Scanning electron micropspoce image of Nano-grooved surface

UW Bioengineers, led by Dr. Deok-Ho Kim, designed a polymer-based hydrogel with nanoscale grooves and ridges (shown in this scanning electron microscope image) for growing heart cells. The nano-grooved surface causes immature human heart cells to organize and mature into a layer of human heart tissue useful for testing toxic effects of drugs.

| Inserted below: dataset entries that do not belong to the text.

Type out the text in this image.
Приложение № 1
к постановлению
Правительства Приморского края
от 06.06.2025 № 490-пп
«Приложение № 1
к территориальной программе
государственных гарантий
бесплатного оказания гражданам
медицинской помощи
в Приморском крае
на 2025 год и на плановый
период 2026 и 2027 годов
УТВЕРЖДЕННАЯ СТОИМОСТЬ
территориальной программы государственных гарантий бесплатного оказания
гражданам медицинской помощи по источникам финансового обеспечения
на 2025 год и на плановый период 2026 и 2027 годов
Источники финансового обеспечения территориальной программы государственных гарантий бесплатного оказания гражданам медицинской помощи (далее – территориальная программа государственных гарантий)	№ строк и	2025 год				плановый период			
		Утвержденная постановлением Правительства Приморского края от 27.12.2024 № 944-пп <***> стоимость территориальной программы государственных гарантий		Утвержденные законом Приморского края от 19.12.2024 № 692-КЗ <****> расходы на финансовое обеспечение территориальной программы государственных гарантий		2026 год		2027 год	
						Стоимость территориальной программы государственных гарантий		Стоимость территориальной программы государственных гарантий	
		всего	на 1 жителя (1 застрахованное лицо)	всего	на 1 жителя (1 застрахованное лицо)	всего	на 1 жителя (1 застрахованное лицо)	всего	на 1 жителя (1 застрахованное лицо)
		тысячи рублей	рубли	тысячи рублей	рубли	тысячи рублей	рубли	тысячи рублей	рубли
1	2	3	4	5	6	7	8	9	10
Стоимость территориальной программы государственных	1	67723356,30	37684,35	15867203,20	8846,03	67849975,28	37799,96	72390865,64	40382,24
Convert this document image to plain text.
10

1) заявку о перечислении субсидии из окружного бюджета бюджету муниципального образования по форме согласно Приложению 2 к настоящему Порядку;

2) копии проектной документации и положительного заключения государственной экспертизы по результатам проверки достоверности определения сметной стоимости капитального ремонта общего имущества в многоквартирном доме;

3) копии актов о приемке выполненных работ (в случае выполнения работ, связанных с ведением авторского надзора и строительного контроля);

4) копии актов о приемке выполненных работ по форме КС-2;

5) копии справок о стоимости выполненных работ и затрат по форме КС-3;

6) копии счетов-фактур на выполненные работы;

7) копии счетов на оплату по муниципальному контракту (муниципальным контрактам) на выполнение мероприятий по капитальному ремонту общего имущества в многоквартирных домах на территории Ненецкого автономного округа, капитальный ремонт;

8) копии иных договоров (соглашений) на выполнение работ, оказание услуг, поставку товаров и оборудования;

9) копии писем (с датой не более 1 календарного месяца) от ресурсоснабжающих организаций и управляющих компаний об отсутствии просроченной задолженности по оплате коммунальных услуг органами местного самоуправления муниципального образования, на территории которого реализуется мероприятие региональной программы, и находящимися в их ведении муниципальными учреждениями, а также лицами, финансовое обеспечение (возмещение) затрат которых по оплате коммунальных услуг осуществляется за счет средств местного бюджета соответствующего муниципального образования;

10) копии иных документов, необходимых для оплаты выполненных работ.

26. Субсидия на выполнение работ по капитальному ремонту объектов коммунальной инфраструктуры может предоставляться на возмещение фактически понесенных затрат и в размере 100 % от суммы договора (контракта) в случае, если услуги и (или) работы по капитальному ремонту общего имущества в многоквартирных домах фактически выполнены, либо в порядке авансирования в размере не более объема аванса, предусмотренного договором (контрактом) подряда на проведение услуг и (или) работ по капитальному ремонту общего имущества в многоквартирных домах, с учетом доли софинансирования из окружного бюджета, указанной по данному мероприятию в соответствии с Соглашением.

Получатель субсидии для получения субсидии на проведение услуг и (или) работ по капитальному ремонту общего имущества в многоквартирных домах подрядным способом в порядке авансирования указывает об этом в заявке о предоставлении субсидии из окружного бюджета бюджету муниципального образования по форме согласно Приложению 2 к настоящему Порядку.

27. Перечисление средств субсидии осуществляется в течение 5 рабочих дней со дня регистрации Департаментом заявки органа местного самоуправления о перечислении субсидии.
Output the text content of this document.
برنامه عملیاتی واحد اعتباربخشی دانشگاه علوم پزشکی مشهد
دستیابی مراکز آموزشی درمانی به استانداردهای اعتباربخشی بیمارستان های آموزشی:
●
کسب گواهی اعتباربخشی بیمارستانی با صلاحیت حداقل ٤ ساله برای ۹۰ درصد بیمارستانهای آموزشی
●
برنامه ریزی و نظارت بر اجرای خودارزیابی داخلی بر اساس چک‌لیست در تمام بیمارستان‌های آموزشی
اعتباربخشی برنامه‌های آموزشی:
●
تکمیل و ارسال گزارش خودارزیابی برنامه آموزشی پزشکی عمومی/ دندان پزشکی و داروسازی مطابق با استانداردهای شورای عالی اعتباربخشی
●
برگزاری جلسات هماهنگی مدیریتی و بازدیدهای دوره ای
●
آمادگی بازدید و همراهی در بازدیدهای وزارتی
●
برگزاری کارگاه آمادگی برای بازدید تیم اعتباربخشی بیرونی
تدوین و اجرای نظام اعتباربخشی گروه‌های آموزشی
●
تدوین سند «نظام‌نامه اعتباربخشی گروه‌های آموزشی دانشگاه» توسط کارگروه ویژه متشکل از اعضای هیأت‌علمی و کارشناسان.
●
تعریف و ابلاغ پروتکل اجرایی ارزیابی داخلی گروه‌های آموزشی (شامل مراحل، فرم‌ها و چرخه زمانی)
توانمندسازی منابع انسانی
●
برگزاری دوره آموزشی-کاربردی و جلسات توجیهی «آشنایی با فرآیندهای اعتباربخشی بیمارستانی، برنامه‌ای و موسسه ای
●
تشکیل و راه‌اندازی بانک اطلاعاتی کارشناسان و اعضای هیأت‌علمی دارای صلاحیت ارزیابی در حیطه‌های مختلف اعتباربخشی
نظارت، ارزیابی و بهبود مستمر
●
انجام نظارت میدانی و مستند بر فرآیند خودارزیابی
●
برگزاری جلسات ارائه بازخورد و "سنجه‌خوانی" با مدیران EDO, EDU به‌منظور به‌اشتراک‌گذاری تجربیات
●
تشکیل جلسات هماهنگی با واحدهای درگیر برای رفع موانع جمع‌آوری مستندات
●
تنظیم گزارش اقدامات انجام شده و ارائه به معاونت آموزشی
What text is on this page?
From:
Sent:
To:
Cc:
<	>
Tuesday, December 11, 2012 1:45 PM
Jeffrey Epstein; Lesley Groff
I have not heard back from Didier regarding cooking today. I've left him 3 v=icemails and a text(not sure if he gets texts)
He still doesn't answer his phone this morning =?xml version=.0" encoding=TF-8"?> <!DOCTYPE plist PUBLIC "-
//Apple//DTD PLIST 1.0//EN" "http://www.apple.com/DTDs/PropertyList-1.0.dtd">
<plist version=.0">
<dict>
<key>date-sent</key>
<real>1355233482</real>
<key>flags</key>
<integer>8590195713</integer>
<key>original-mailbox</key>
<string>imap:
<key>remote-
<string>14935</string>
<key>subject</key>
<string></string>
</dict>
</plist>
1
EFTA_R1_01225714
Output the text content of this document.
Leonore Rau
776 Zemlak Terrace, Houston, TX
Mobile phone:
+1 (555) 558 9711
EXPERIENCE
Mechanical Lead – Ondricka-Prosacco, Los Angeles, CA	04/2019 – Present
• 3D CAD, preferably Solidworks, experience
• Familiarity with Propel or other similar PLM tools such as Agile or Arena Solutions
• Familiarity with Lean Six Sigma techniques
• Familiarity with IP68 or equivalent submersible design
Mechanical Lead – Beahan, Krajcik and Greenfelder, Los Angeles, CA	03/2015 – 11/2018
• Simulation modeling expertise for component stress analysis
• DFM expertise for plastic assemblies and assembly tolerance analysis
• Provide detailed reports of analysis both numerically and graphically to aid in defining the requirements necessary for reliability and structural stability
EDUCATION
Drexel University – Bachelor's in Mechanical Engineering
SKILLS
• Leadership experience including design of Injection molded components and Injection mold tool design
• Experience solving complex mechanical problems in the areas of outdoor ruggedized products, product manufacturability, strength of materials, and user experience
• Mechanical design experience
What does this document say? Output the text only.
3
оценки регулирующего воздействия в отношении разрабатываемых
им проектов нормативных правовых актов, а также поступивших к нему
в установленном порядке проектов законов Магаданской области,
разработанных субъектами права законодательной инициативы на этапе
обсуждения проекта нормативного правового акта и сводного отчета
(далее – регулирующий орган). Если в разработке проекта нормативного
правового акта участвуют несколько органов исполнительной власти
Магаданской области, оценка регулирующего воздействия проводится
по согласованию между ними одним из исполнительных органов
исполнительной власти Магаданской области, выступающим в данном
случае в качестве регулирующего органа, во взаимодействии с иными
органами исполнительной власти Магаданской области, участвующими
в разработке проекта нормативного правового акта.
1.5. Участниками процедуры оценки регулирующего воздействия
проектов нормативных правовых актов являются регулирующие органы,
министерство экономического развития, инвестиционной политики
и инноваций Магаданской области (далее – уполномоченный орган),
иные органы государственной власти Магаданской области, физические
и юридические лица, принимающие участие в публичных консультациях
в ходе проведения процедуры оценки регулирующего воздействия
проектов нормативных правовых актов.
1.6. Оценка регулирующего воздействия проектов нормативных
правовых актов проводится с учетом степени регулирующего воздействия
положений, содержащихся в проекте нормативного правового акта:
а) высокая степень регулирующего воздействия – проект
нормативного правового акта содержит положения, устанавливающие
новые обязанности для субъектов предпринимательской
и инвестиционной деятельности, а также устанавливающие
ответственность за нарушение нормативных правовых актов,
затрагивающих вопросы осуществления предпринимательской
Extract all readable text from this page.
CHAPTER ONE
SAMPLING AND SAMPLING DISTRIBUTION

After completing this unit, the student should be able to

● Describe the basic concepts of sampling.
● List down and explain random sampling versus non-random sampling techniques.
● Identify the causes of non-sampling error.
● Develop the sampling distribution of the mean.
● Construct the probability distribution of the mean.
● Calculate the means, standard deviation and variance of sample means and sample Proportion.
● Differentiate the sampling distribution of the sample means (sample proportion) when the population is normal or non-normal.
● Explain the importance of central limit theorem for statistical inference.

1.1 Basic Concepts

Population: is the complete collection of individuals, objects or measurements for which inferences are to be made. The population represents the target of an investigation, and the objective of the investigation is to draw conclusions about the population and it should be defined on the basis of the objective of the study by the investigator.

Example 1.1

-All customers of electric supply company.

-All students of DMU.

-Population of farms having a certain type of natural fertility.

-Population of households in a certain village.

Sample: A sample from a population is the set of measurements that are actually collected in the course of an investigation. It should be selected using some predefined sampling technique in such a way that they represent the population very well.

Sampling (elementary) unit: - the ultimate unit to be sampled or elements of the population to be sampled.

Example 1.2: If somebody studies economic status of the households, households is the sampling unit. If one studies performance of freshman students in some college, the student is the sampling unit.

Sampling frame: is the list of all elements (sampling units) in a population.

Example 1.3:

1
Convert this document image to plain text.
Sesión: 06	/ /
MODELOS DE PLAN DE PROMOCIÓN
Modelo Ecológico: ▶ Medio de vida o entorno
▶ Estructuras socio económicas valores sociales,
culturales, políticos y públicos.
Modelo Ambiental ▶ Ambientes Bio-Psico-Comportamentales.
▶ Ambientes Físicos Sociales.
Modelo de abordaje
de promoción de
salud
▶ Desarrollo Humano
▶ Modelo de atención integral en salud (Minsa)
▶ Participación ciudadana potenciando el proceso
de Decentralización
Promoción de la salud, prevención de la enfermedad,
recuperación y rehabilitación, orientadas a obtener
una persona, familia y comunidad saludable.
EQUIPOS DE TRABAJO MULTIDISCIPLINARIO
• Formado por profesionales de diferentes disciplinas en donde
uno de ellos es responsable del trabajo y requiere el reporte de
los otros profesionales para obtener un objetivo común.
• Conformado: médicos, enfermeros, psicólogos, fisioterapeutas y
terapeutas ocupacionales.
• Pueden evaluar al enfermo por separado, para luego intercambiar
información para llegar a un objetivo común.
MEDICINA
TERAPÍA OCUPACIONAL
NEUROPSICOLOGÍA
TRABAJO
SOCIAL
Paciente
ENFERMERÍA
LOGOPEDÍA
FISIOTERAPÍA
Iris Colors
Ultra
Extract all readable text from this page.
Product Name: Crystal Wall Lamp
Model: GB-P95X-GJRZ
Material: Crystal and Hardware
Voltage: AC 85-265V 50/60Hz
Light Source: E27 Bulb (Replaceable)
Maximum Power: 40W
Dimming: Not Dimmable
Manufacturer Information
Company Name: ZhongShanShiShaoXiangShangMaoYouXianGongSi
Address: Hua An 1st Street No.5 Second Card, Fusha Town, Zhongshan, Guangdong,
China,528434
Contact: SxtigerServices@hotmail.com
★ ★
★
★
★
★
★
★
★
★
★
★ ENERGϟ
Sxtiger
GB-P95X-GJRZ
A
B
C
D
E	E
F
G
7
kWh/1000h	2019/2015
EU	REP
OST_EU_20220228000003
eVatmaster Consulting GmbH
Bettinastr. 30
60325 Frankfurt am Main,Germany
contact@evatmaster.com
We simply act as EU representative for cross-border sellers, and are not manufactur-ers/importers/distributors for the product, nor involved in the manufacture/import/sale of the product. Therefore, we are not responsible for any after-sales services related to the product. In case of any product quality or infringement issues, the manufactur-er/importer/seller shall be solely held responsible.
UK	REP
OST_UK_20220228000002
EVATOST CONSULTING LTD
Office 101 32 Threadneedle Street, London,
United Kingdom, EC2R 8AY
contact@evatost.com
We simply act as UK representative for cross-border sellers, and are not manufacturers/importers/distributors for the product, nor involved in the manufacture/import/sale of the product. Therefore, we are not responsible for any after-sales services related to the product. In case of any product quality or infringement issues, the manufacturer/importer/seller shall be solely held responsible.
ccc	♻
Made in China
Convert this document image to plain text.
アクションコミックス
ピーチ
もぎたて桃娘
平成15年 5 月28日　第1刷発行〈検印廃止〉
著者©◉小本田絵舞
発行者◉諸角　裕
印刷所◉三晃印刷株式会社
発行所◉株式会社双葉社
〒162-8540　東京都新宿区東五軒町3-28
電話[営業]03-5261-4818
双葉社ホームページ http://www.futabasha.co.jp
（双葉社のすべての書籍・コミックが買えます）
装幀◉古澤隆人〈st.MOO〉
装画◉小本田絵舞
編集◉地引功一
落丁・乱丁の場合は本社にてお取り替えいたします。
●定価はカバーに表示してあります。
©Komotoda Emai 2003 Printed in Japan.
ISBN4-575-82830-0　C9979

To help develop the nano-groove surface technology and move it toward clinical impact faster, Dr. Kim and some of his team members recently incorporated a startup company, NanoSurface Biomedical, on March 2. “Our technology is very cost-effective, scalable and robust,” says co-founder Dr. Kim. “The Coulter grant allowed us to keep making progress for commercialization. Our Coulter and CoMotion advisers helped a lot because we met regularly to discuss the best commercialization path and strategy, business advice and how to make our intellectual property [IP] stronger. Most other NSF and NIH grants don’t have this kind of requirement and support, so the Coulter support was critical at that stage of our IP generation.”

The team also is developing a related technology in which they layer a heat-sensitive chemical coating on top of the nano-patterned surface. Manipulating the temperature allows the researchers to detach and stack sheets of cells grown on these surfaces, providing a non-invasive way to make scaffold-free, 3D complex human heart tissue for further study.

“The hope is to accurately identify which drugs are safe early on during development, and ensure that those compounds that progress to more costly clinical trials have the best possible chance of achieving FDA approval,” says Dr. Alec Smith, a post-doctoral fellow in Dr. Kim’s lab, who also serves as the acting Chief Scientific Officer of NanoSurface Biomedical. “We also hope to rescue some abandoned compounds that failed to pass conventional screening assays by demonstrating their safety in mature human cardiac cells,” he says.